Mansour Sherry G, Puthumana Jeremy, Coca Steven G, Gentry Mark, Parikh Chirag R
Program of Applied Translational Research, Department of Medicine, Yale University, School of Medicine, New Haven, CT, USA.
Section of Nephrology, Yale University School of Medicine, 60 Temple Street, Suite 6C, New Haven, CT, 06510, USA.
BMC Nephrol. 2017 Feb 20;18(1):72. doi: 10.1186/s12882-017-0490-0.
Fibrosis is the unifying pathway leading to chronic kidney disease. Identifying biomarkers of fibrosis may help predict disease progression.
We performed a systematic review to evaluate the reliability of blood and urine biomarkers in identifying fibrosis on biopsy as well as predicting renal outcomes. Using MEDLINE and EMBASE, a two-stage search strategy was implemented. Stage I identified a library of biomarkers correlating with fibrosis on biopsy. Stage II evaluated the association between biomarkers identified in stage I, and renal outcomes. Only biomarkers with moderate positive correlation with fibrosis (r > 0.40) or acceptable area under the curve (AUC >0.65) advanced to stage II.

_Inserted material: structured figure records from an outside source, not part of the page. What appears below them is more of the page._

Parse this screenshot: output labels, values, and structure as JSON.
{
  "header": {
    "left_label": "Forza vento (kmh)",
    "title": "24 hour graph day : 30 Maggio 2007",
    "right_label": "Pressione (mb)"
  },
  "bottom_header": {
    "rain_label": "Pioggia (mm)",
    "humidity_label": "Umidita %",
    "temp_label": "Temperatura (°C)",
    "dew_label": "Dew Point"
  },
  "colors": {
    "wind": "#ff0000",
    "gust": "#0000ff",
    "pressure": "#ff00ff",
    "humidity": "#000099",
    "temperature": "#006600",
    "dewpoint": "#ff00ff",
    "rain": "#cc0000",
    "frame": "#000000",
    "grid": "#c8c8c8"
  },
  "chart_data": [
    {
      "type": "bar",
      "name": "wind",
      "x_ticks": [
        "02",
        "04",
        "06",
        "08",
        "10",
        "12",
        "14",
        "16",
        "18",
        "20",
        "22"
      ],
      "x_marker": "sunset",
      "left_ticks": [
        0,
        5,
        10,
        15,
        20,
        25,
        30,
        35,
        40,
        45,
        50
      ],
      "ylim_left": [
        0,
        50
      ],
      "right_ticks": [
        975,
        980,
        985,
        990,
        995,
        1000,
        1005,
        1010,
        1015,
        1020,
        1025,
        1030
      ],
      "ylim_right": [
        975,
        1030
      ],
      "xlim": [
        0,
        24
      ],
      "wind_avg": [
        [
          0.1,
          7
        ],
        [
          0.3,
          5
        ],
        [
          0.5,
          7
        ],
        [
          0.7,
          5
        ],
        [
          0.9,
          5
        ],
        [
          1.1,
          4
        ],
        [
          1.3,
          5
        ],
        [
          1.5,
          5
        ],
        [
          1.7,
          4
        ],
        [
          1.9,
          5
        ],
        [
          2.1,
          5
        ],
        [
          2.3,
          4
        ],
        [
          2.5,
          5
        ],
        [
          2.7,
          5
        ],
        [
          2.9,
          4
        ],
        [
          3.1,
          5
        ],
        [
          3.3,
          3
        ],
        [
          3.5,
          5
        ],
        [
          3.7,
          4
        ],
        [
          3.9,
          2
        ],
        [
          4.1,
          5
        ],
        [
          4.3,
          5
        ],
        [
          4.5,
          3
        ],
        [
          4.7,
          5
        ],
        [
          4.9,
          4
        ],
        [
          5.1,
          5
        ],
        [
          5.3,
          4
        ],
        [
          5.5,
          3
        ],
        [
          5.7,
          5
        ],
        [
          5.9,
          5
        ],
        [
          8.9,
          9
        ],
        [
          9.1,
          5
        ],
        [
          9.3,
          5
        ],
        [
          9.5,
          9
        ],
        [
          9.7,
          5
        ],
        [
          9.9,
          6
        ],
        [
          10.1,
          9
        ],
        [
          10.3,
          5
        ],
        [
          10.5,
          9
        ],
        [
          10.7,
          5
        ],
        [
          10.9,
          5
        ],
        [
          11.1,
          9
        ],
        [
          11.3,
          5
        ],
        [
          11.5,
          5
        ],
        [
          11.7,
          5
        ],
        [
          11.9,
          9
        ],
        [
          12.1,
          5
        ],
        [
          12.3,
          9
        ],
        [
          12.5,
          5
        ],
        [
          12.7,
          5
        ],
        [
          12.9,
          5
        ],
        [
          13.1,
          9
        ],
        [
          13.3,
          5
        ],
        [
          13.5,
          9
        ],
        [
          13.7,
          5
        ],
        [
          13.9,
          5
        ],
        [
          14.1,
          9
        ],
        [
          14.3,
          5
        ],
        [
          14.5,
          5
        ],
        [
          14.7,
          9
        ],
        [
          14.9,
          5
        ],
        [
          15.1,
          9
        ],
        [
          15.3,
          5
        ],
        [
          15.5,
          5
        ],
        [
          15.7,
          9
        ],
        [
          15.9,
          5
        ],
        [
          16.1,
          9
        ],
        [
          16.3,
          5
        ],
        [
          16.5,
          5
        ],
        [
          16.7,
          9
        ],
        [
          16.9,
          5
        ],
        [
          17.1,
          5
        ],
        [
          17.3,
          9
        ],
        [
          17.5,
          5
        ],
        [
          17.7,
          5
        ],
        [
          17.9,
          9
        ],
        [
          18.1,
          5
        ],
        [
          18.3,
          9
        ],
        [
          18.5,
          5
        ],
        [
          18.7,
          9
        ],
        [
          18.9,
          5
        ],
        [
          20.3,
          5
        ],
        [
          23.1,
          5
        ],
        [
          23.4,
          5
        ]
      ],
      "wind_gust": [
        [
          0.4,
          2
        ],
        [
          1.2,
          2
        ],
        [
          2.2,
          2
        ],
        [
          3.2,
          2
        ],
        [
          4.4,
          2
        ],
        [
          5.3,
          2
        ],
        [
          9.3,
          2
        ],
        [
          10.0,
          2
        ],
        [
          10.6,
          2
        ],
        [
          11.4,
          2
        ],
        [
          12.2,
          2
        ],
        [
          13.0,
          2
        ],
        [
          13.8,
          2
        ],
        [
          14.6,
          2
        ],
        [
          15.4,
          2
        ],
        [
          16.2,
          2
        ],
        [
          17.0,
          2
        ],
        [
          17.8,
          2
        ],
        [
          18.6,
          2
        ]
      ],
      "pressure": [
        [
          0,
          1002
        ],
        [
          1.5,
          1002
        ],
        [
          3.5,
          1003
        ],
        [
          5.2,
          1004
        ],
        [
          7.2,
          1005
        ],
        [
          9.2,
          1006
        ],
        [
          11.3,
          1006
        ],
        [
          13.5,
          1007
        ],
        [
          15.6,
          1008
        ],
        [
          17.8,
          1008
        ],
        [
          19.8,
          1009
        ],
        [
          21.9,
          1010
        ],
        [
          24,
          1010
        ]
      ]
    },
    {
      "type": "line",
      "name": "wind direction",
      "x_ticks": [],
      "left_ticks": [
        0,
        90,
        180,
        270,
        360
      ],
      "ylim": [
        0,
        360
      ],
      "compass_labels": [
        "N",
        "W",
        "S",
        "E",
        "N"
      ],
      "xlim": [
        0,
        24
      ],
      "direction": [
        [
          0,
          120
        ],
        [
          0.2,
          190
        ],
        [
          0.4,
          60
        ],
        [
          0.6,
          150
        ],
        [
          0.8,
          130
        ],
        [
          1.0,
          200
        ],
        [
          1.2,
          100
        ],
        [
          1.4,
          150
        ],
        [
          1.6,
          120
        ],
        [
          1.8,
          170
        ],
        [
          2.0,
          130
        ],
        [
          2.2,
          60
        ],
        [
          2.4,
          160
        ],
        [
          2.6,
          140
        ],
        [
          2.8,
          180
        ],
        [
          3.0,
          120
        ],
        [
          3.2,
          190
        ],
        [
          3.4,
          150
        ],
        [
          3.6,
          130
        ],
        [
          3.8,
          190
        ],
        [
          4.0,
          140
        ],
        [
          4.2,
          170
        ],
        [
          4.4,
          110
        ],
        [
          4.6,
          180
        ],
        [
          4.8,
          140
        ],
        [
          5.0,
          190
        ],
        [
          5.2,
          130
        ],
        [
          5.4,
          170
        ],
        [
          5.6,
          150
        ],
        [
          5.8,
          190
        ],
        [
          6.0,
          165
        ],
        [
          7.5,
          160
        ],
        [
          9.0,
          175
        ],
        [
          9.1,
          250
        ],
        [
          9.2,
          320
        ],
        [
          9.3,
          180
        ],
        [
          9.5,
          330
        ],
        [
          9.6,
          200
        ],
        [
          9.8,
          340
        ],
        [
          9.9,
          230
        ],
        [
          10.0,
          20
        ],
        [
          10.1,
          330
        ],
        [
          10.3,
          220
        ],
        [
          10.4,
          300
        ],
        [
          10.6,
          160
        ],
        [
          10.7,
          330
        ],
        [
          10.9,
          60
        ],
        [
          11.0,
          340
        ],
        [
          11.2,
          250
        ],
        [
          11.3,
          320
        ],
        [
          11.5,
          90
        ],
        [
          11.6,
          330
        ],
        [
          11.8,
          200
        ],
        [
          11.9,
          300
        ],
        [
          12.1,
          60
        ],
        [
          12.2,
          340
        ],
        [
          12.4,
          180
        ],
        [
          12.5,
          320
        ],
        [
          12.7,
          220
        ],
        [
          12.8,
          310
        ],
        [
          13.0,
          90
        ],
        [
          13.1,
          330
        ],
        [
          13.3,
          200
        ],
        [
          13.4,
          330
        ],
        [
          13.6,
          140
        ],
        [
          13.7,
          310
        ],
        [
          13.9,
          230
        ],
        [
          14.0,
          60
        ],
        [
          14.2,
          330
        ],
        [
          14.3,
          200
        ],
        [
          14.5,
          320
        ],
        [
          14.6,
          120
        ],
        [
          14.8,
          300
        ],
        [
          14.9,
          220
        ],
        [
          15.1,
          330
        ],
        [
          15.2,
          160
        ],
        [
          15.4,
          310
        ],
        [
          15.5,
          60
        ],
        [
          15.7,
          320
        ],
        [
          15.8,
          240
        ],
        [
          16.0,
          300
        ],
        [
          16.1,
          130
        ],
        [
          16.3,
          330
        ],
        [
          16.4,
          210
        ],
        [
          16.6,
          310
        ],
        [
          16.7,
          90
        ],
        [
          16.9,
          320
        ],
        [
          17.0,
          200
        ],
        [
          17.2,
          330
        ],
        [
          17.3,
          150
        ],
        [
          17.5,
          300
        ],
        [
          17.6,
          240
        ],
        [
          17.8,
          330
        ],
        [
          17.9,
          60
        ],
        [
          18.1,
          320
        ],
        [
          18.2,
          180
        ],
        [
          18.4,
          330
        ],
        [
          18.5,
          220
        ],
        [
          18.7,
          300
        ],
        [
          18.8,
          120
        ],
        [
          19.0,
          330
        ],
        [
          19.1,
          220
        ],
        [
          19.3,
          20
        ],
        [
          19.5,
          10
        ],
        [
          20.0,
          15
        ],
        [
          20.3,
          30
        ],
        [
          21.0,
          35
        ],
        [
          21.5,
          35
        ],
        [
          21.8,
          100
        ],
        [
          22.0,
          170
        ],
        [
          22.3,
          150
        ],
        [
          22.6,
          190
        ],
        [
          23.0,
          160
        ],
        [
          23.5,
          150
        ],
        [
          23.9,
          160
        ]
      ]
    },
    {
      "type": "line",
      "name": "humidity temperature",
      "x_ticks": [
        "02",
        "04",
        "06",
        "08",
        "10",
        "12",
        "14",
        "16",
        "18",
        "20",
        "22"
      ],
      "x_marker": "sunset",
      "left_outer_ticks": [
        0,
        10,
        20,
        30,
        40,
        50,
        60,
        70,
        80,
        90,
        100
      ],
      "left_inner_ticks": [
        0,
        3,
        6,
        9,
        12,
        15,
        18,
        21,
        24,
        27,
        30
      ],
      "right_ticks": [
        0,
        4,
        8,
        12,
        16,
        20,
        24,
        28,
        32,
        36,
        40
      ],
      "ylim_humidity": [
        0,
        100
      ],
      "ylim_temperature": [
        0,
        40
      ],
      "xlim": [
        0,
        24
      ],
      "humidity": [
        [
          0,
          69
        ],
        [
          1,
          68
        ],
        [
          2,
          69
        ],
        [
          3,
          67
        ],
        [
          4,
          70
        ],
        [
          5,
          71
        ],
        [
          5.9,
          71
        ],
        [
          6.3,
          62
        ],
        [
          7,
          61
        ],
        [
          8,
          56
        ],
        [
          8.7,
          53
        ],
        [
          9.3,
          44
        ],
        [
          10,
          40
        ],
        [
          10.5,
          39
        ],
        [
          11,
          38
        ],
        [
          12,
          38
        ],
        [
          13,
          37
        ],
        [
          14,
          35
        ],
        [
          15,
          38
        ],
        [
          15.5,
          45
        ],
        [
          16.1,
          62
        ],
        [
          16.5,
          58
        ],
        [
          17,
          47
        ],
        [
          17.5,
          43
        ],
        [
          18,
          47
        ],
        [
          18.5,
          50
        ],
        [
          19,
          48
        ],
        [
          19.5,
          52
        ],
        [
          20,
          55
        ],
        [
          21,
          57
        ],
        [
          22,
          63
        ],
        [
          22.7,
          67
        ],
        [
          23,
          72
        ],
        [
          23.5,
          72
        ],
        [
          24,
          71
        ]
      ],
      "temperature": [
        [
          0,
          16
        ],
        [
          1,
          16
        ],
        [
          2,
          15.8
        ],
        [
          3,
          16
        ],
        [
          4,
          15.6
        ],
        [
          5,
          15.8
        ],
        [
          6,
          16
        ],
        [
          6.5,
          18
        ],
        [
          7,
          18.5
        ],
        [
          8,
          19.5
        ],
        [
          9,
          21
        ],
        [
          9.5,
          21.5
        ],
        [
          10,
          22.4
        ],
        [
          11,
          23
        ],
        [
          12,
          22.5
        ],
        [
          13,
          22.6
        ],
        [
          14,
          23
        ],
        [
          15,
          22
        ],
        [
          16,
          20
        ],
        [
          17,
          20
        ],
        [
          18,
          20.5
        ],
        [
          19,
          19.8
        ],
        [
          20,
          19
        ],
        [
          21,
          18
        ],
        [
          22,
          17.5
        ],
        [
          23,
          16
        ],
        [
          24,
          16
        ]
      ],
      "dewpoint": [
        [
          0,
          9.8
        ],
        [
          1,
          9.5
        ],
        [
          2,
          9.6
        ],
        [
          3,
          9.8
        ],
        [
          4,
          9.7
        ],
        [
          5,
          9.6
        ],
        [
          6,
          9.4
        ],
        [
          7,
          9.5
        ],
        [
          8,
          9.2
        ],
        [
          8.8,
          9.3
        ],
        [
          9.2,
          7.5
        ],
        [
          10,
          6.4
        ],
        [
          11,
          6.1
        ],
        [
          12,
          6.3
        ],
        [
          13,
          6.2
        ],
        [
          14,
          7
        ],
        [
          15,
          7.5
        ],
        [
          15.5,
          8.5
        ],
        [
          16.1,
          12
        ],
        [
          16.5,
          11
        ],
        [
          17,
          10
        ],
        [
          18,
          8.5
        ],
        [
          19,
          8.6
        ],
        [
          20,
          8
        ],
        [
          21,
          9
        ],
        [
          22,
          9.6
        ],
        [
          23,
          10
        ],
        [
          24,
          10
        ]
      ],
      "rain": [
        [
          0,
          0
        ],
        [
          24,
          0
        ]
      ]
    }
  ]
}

Stage I identified 17 studies and 14 biomarkers. Five biomarkers met criteria to advance to stage II, but only three were independently associated with renal outcomes. Transforming growth factor β (TGF-β) correlated with fibrosis (r = 0.60), and was associated with 1.7-3.9 times the risk of worsening renal function in 426 patients. Monocyte chemoattractant protein-1 (MCP-1) diagnosed fibrosis with AUC of 0.66 and was associated with 2.3-11.0 times the risk of worsening renal function in 596 patients. Matrix metalloproteinase-2 (MMP-2) correlated with fibrosis (r = 0.41), and was associated with 2.5 times the risk of worsening renal function.
Given the heterogeneity of the data due to diverse patient populations along with differing renal outcomes, a meta-analysis could not be conducted. Nonetheless we can conclude from the published data that TGF-β, MCP-1 and MMP-2 may identify patients at risk for renal fibrosis and hence worse renal outcomes.
纤维化是导致慢性肾脏病的共同途径。识别纤维化生物标志物可能有助于预测疾病进展。
我们进行了一项系统评价,以评估血液和尿液生物标志物在通过活检识别纤维化以及预测肾脏结局方面的可靠性。使用MEDLINE和EMBASE,实施了两阶段检索策略。第一阶段确定了与活检时纤维化相关的生物标志物库。第二阶段评估了第一阶段确定的生物标志物与肾脏结局之间的关联。只有与纤维化呈中度正相关(r > 0.40)或曲线下面积可接受(AUC > 0.65)的生物标志物进入第二阶段。
第一阶段确定了17项研究和14种生物标志物。5种生物标志物符合进入第二阶段的标准,但只有3种与肾脏结局独立相关。转化生长因子β(TGF-β)与纤维化相关(r = 0.60),在426例患者中,其与肾功能恶化风险增加1.7至3.9倍相关。单核细胞趋化蛋白-1(MCP-1)诊断纤维化的AUC为0.66,在596例患者中,其与肾功能恶化风险增加2.3至11.0倍相关。基质金属蛋白酶-2(MMP-2)与纤维化相关(r = 0.41),与肾功能恶化风险增加2.5倍相关。
由于患者群体多样以及肾脏结局不同,数据存在异质性,因此无法进行荟萃分析。尽管如此,我们可以从已发表的数据中得出结论,TGF-β、MCP-1和MMP-2可能识别出有肾纤维化风险从而肾脏结局较差的患者。